Cresceu em uma casa humilde, no bairro de Guadalupe, no Rio de Janeiro. O pai era um homem casado e logo quando soube que a mãe, sua amante, estava grávida, deu no pé e nunca mais apareceu. A mãe, Dona Adalgisa, fez das tripas coração para criar a filha sozinha. Foram muitas faxinas todos os dias para custear a educação, a vestimenta e colocar comida na mesa. Aos 55 anos, não teve mais forças em sua luta contra um câncer e faleceu, deixando para a herdeira, além de ensinamentos, a casa onde moravam.

Luna, mesmo triste e muito sozinha, seguiu em frente. Desde que completara o Ensino Médio já trabalhava e, após a morte da mãe, apesar de viver sempre apertada, tinha o suficiente para a subsistência.

Acordava todos os dias às 05h da manhã, pegava sua condução e partia para a empresa onde trabalhava há cinco anos - era Auxiliar de Operações na fábrica do Café Cabedal, em Bonsucesso. Trabalho árduo e monótono, que se estendia por todo o dia. Lá, além das suas atribuições, ainda tinha que aturar grosserias de um chefe chucro, que implicava com ela o tempo todo.

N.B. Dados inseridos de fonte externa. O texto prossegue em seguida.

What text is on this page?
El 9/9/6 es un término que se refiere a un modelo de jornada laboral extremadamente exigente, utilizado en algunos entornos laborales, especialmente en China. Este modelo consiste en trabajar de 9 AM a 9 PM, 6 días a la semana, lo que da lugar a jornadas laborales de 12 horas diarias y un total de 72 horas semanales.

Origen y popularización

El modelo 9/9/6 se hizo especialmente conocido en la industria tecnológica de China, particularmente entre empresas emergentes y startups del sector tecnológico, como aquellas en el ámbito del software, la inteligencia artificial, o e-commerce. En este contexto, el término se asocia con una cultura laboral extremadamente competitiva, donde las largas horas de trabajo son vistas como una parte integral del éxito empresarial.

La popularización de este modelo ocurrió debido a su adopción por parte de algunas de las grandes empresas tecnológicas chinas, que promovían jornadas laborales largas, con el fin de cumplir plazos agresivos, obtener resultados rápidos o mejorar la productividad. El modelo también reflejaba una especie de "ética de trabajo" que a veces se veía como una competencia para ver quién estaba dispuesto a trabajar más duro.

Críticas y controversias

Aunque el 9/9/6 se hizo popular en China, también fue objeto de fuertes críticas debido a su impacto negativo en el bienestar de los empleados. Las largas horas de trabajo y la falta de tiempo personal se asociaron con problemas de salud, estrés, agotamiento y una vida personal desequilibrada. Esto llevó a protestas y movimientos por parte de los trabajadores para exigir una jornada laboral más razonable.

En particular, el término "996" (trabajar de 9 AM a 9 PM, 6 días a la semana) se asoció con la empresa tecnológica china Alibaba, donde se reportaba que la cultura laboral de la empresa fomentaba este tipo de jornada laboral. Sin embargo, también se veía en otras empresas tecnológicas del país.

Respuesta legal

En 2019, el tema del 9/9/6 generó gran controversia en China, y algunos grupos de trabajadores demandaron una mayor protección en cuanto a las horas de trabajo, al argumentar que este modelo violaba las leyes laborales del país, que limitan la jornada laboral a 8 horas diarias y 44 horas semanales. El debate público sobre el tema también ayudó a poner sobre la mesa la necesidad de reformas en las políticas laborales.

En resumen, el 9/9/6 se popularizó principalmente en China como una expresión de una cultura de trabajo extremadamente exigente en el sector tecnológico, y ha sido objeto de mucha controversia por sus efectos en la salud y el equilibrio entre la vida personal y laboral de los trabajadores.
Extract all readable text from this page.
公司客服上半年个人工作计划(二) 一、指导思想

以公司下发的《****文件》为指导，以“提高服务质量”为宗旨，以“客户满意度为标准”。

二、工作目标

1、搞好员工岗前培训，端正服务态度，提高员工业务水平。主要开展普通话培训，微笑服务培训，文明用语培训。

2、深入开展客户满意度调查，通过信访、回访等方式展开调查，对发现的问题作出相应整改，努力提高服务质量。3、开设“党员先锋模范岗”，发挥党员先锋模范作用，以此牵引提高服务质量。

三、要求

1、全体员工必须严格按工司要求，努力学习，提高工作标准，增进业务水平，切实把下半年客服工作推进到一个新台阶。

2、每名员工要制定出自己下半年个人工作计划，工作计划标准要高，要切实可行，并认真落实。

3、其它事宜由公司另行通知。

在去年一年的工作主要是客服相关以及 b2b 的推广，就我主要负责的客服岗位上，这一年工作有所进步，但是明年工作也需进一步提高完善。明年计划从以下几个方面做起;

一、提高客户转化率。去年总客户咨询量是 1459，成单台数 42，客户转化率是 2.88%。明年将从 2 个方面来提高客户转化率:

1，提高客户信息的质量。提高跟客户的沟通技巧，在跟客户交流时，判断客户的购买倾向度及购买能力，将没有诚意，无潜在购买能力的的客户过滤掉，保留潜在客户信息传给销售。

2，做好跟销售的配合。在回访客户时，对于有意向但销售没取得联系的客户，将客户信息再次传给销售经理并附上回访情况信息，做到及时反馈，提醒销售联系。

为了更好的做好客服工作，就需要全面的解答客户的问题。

Em geral, ao cair da noite ainda estava na jornada da volta para casa, enfrentando as conduções lotadas do horário de rush da cidade. Chegava exausta, tomava banho, fazia seu jantar, assistia sua novela predileta, algum reality show – quando conseguia - e ia para cama dormir.

Esta rotina sempre se repetia, mas não sem antes ir para o maltratado quintal, onde conversava com seu único e maior amor da vida: a lua. A ela contava sobre suas dificuldades, seus percalços, seu dia a dia, seus sonhos... Temas banais e coisas muito sérias permeavam os assuntos. Acreditava que recebia conselhos, que a ajudavam a guiar sua vida.

§§§

Era noite de sábado, no mês de fevereiro. Luna tinha aproveitado a manhã para arrumar a casa. À tarde foi ao mercado e ao retornar, dormiu até o anoitecer. Ao acordar, fez um jantar caprichado e se permitiu tomar uma latinha de cerveja. Depois ligou a TV e assistiu pela "milionésima vez" o DVD de um dos seus filmes prediletos: Titanic.

Ficou com sono, mas antes de desabar na cama, foi cumprir seu ritual de falar com a lua:

– Minha querida! Fiquei tão romântica hoje! Este filme me deixa sensível e ainda mais apaixonada por você! Queria ter muito dinheiro para comprar um monte de DVDs e ficar sempre com sorriso no rosto!

– Adoro este sorriso! Você fica linda demais com ele! Vou atender ao seu pedido! Pegue papel e caneta! – falou uma voz meiga e suave.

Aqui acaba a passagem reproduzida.